Kommentar zum Karneval: Profitieren, ohne zu unterstützen
Das Verhalten des Senats zeigt, wie unwichtig ihm der Karneval und seine ProtagonistInnen tatsächlich ist.
D as war ein kurzer Freudenrausch für die vielen tausend TeilnehmerInnen des Karnevals der Kulturen – und ein böses Erwachen. Es sei geplant, die Umzugsgruppen künftig finanziell zu fördern, hieß es kürzlich aus dem Büro des Kulturstaatssekretärs. Nein, sagt nun Integrationssenatorin Dilek Kolat (SPD): stimmt nicht. Sie habe dafür kein Geld.
Das ist bitter für die Gruppen, deren Mitglieder oft aus eigener Tasche in das Event investieren – das Berlin, wie die Investitionsbank vergangenes Jahr errechnete, ein zusätzliches Bruttoinlandsprodukt von über 50 Millionen Euro beschert. Dabei steckt die Stadt gerade mal 270.000 Euro aus dem eigenen Haushalt in das Multikulti-Fest, das allein mit dem Umzug jährlich über 700.000 Besucher anlockt.
„Ausbeutung“ sei das
„Ausbeutung“ sei das, hatte die afrobrasilianische Tanzgruppe Afoxe Loni letztes Jahr konstatiert, dass Berlin zwar vom ehrenamtlichen Engagement seiner migrantischen Bewohner derart profitiere, sie dabei aber nicht unterstützen will.

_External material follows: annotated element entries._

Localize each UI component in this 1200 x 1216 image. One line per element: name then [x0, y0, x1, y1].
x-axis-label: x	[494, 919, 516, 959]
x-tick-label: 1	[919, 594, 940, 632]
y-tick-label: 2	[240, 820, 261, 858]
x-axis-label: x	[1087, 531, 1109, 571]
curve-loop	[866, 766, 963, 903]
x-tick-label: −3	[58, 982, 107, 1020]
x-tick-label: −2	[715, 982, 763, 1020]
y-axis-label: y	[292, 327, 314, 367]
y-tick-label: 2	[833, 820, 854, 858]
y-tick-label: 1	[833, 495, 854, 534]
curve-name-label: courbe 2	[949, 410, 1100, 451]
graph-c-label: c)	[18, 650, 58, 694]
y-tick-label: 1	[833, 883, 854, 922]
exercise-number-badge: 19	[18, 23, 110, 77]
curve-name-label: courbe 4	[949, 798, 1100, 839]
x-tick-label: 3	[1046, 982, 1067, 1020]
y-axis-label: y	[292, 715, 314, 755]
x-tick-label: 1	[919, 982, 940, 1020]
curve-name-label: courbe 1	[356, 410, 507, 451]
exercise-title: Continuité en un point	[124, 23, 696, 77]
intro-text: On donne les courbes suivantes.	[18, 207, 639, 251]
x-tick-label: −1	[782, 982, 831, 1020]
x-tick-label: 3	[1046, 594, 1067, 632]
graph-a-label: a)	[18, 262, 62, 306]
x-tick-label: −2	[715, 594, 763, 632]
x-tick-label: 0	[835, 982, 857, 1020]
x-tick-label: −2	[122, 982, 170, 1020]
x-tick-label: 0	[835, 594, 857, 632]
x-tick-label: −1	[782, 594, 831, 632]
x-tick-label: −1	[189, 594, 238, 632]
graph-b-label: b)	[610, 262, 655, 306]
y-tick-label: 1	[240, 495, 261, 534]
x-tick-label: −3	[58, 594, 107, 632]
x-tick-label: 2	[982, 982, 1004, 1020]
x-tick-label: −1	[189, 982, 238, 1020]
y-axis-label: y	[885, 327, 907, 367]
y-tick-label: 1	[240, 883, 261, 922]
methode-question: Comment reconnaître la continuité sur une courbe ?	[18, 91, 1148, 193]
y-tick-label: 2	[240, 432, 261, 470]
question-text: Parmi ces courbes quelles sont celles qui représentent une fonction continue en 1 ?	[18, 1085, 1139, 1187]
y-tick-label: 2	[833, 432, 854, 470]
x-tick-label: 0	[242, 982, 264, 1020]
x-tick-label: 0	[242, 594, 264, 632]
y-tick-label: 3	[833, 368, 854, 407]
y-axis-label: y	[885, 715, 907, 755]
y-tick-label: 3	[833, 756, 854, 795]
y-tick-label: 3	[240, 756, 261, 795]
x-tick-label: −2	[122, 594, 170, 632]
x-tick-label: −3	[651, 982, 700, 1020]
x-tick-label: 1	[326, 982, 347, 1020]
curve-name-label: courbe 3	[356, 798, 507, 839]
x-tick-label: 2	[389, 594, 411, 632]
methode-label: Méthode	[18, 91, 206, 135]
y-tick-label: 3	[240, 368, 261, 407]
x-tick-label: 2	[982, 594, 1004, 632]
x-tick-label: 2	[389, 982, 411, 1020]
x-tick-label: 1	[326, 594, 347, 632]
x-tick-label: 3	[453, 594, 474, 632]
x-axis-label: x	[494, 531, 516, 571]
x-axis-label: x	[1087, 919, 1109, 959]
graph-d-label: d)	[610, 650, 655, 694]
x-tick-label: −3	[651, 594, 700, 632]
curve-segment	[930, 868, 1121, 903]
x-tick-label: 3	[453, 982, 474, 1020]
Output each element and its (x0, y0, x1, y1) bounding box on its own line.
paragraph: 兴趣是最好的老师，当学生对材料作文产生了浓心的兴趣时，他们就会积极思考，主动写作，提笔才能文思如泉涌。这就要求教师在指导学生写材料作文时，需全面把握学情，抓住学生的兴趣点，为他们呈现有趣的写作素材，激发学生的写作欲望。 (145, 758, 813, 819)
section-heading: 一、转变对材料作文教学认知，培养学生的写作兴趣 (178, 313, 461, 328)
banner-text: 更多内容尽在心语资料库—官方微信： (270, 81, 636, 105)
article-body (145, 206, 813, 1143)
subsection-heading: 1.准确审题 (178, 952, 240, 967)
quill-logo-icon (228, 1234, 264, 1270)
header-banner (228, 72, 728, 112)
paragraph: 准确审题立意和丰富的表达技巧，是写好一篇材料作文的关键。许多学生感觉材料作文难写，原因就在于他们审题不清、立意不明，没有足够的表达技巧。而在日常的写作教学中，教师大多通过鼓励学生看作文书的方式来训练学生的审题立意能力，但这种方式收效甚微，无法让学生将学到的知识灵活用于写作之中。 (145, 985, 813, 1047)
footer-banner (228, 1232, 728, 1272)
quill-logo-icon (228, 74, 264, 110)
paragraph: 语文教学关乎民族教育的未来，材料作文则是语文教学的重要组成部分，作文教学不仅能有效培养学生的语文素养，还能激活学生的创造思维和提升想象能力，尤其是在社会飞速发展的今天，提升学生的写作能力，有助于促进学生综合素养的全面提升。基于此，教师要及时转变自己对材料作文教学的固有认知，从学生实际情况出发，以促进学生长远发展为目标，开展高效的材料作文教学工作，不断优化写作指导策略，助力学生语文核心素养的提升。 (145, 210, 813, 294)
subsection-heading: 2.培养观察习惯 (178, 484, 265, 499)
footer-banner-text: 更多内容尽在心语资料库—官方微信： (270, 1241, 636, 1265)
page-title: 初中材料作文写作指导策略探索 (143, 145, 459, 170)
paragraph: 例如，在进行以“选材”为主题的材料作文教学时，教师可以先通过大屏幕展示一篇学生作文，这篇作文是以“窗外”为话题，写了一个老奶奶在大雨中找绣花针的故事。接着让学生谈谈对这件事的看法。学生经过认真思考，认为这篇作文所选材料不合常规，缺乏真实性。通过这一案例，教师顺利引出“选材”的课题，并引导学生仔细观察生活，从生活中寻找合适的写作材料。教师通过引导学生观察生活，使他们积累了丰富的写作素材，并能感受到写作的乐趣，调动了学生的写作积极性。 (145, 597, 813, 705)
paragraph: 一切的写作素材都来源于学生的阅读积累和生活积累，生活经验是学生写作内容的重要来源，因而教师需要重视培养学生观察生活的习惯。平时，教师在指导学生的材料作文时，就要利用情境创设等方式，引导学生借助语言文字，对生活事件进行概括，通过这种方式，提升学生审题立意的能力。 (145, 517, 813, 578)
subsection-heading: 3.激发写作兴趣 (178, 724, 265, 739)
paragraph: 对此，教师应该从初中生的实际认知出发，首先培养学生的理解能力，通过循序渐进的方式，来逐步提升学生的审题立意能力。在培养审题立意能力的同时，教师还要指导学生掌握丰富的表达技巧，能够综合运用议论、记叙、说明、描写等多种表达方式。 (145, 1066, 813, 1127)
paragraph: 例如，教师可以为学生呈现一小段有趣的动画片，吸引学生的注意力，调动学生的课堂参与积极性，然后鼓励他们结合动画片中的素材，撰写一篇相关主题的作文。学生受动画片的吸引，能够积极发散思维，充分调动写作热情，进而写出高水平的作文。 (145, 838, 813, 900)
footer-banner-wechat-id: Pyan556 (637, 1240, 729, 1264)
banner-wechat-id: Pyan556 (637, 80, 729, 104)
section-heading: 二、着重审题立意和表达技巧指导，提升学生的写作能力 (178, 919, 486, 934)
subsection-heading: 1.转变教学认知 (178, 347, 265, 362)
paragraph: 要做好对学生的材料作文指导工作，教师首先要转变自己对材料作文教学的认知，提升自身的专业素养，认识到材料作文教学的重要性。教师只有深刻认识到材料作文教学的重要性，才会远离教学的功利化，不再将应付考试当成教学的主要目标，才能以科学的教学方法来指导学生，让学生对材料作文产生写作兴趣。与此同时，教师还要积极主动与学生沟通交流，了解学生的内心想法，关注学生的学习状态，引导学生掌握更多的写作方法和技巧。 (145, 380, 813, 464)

Zum ersten Mal wird die Gruppe, die den Karneval 15 Jahre lang anführte, deshalb nun nicht dabei sein.
Andere werden folgen, das steht fest. Nicht nur, weil sie die Beteiligung finanziell nicht stemmen können. Auch das Gefühl, nicht ernst genommen zu werden, dürfte viele stören. Und das hat Senatorin Kolat nun verstärkt: nicht nur, weil sie in einer Stadt, die Milliarden für einen Flughafen versenkt, nicht einige zehntausend Euro für das Weltkulturfest aufbringt. Sie hat sich auch mit dem Dementi der Nachricht, es gebe Geld, mehrere Tage Zeit gelassen. Das zeigt, wie unwichtig der Karneval und seine ProtagonistInnen dieser Stadt tatsächlich sind.